Caviar alternative linked to botulism outbreak in Denmark

An alternative to caviar made from red fish roe has been linked to a botulism outbreak in Southern Denmark.

The incident occurred after six people ate the same product together, which caused three hospitalizations due to botulism, with the rest reporting mild symptoms.

The producer of the fish roe, Agustson A/S, has recalled the product because of a risk that some pots from the batch could contain toxins produced by Clostridium botulinum.

The Statens Serum Institut (SSI) examined several food leftovers collected by Fødevarestyrelsen (the Danish Veterinary and Food Administration). In an opened container of roe, tests by SSI detected the toxins; however, nothing was detected in any other foods or in other jars of the roe.

Head of Crisis Management at Fødevarestyrelsen, Nikolas Kuhn Hove, said botulinum toxin is not suspected in other batches from the same supplier.
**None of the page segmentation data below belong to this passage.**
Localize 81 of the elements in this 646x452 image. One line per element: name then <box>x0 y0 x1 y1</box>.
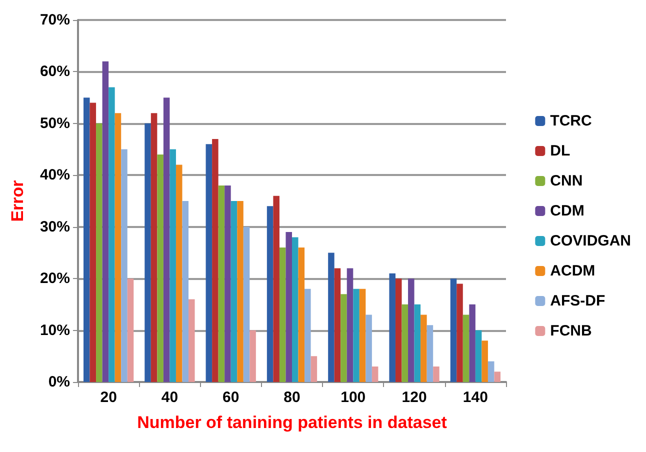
y-axis-title: Error <box>8 180 27 222</box>
x-tick-label: 120 <box>402 389 427 406</box>
x-tick-label: 40 <box>161 389 178 406</box>
bar <box>250 330 256 382</box>
bar <box>334 268 341 382</box>
bar <box>121 149 128 382</box>
bar <box>176 164 182 382</box>
bar <box>346 268 354 382</box>
x-tick-label: 100 <box>340 389 366 406</box>
bar <box>402 304 408 382</box>
bar <box>310 356 318 382</box>
bar <box>188 299 195 382</box>
bar <box>389 273 396 382</box>
bar <box>488 361 494 382</box>
bar <box>359 288 366 382</box>
bar <box>456 284 463 382</box>
bar <box>96 123 102 382</box>
x-axis-title: Number of tanining patients in dataset <box>137 413 448 432</box>
bar <box>408 278 414 382</box>
bar <box>292 237 298 382</box>
legend-label: DL <box>550 142 570 160</box>
y-tick-label: 50% <box>40 114 70 132</box>
bar <box>298 248 305 382</box>
x-tick-label: 20 <box>100 389 117 406</box>
bar <box>353 288 360 382</box>
bar <box>414 304 421 382</box>
legend-label: FCNB <box>550 322 592 340</box>
y-tick-label: 10% <box>40 322 70 339</box>
legend-label: ACDM <box>550 262 596 280</box>
bar <box>482 340 488 382</box>
bar <box>273 196 280 382</box>
legend-label: AFS-DF <box>550 292 606 310</box>
bar <box>366 314 372 382</box>
bar <box>475 330 482 382</box>
legend-label: CDM <box>550 202 584 220</box>
y-tick-label: 40% <box>40 166 70 184</box>
y-tick-label: 60% <box>40 63 70 80</box>
bar <box>372 366 378 382</box>
y-tick-label: 70% <box>40 12 70 28</box>
legend-label: TCRC <box>550 112 592 130</box>
bar <box>157 154 164 382</box>
y-tick-label: 30% <box>40 218 70 236</box>
bar <box>266 206 274 382</box>
bar <box>395 278 402 382</box>
bar <box>114 113 122 382</box>
bar <box>426 325 434 382</box>
bar <box>304 288 311 382</box>
bar <box>206 144 212 382</box>
bar <box>102 61 109 382</box>
bar <box>218 185 225 382</box>
bar <box>127 278 134 382</box>
bar <box>144 123 151 382</box>
bar <box>462 314 470 382</box>
bar <box>224 185 231 382</box>
bar <box>328 252 334 382</box>
y-tick-label: 20% <box>40 270 70 288</box>
bar <box>90 102 96 382</box>
bar <box>163 98 170 382</box>
legend-label: CNN <box>550 172 583 190</box>
bar <box>279 248 286 382</box>
bar <box>150 113 158 382</box>
bar <box>182 201 189 382</box>
x-tick-label: 80 <box>284 389 300 406</box>
bar <box>450 278 457 382</box>
bar <box>340 294 347 382</box>
x-tick-label: 140 <box>462 389 488 406</box>
bar <box>108 87 115 382</box>
bar <box>420 314 427 382</box>
x-tick-label: 60 <box>222 389 240 406</box>
legend-label: COVIDGAN <box>550 232 632 250</box>
bar <box>494 372 500 382</box>
bar <box>212 138 218 382</box>
bar <box>286 232 292 382</box>
bar <box>469 304 476 382</box>
y-tick-label: 0% <box>48 374 70 390</box>
bar <box>237 201 244 382</box>
bar <box>230 201 238 382</box>
bar <box>170 149 176 382</box>
bar <box>84 98 90 382</box>
bar <box>433 366 440 382</box>
bar <box>243 226 250 382</box>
“We have no reason to suspect an issue by the consumer, nor in the supply chain or at the production. The specific batch has been sold back in July, September, and December 2020, and we have no reports of other cases of illness or other faults on the lot. Fortunately, we have only seen one company with botulism illness. This can show that we, so far, only have this one glass of red roe, where Clostridium botulinum has had the possibility to grow and develop toxin,” Hove explained.